In a dramatic about-face that will boost President Serzh Sarkisian’s reelection chances, Prosperous Armenia Party (BHK) leader Gagik Tsarukian said on Wednesday that he will not stand as a candidate in the upcoming presidential election.
In a written statement, the BHK said Tsarukian announced his decision at an emergency meeting of the party’s governing body and parliamentary faction. It said this announcement led the meeting to decide that the BHK will not field a presidential candidate or support any other contender in the election scheduled for February 18.
The statement did not specify the reasons for the move given by Tsarukian. It said only that the tycoon thanked his allies for their “unconditional support and trust.”
Commenting on the development, BHK spokesman Tigran Urikhanian said Armenia’s second largest parliamentary forces is only keen to make Armenians better off. “No positions, including the post of president, can be a priority for us,” Urikhanian told RFE/RL’s Armenian service (Azatutyun.am). “Prosperous Armenia has other priorities and will not deviate from the path leading to them.”
“You should also bear in mind that the nomination or non-nomination of a leader is his personal decision,” he said, adding that the BHK decided not to endorse other presidential candidates “out of expediency.”
Tsarukian was widely expected to run for president until his unexpected weekend meeting with President Serzh Sarkisian. None of its details were officially made public.
Some Armenian media outlets reported earlier this week that Tsarukian came under strong pressure from Sarkisian and decided not to challenge the president’s reelection bid after the meeting. The BHK dismissed those claims.
Urikhanian insisted that Tsarukian was not forced to quit the presidential race. “Pressuring the BHK would mean trying to suppress people’s hope to see a prosperous Armenia,” he said.
Tsarukian’s exit from the race is certain to solidify Sarkisian’s status as the election favorite. Only one major opposition politician, Raffi Hovannisian of the Zharangutyun (Heritage) party, has nominated his presidential candidacy so far.
Tsarukian pledged support for Sarkisian’s reelection in a joint declaration signed with the president in February 2011. His party was represented in Armenia’s coalition government by four ministers at the time.
Tsarukian called that agreement into question in September 2011, sparking renewed tensions between the BHK and Sarkisian’s Republican Party of Armenia (HHK). They culminated in the BHK’s withdrawal from the ruling coalition following the May 2012 parliamentary elections.
The BHK has since stepped up its criticism of the government and increasingly hinted at Tsarukian’s intention to challenge the incumbent in the election. His senior associates stated throughout last month that the dominant view among BHK members is that he should run for president. Tsarukian said on November 21 that he has “already made a decision” but will not publicize it for now.

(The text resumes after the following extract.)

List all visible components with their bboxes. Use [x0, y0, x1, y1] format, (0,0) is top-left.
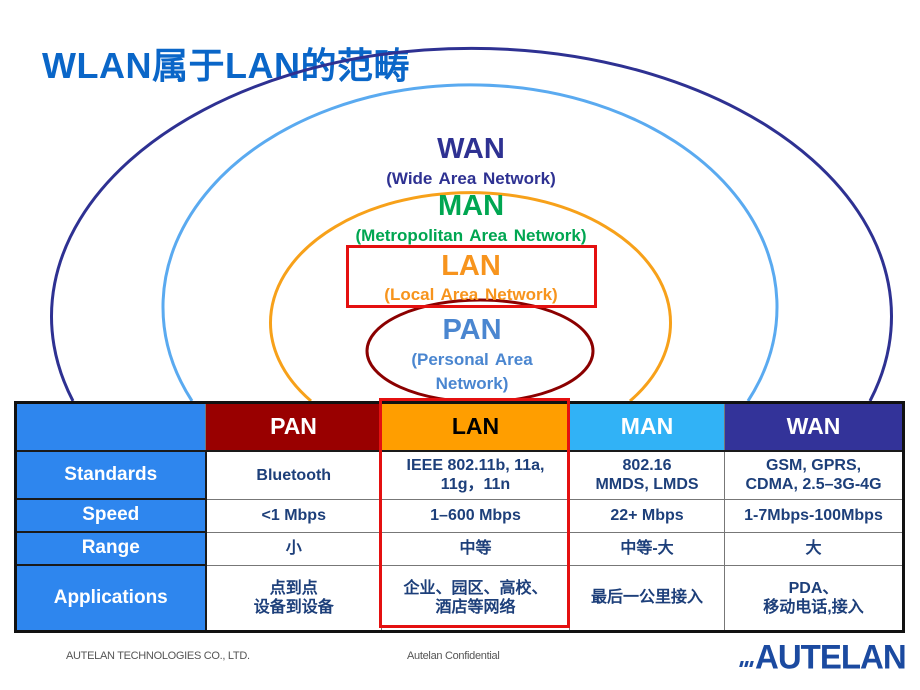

The announcement that the tycoon will not enter the fray after all was followed by an emergency meeting of the governing body of the Armenian National Congress (HAK). The opposition alliance led by Levon Ter-Petrosian, Sarkisian’s main challenger in the last presidential election, has courted the BHK in recent months in hopes of forming a united front against the government.
“Discussions over the new political situation are now continuing in the Armenian National Congress,” HAK spokesman Arman Musinian told RFE/RL’s Armenian service (Azatutyun.am) after the meeting. “The HAK will announce its final decision after summing up those discussions.”
Ter-Petrosian, who did not attend Wednesday’s meeting, has still not announced whether he will contest the forthcoming election. Observers have suggested that he will wait until Tsarukian clarifies his election-related plans to decide whether to join the race. Some of them have claimed that the HAK might endorse the BHK’s presidential candidate. Levon Zurabian, a top Ter-Petrosian aide, did not exclude last month that the two political forces will back the same candidate.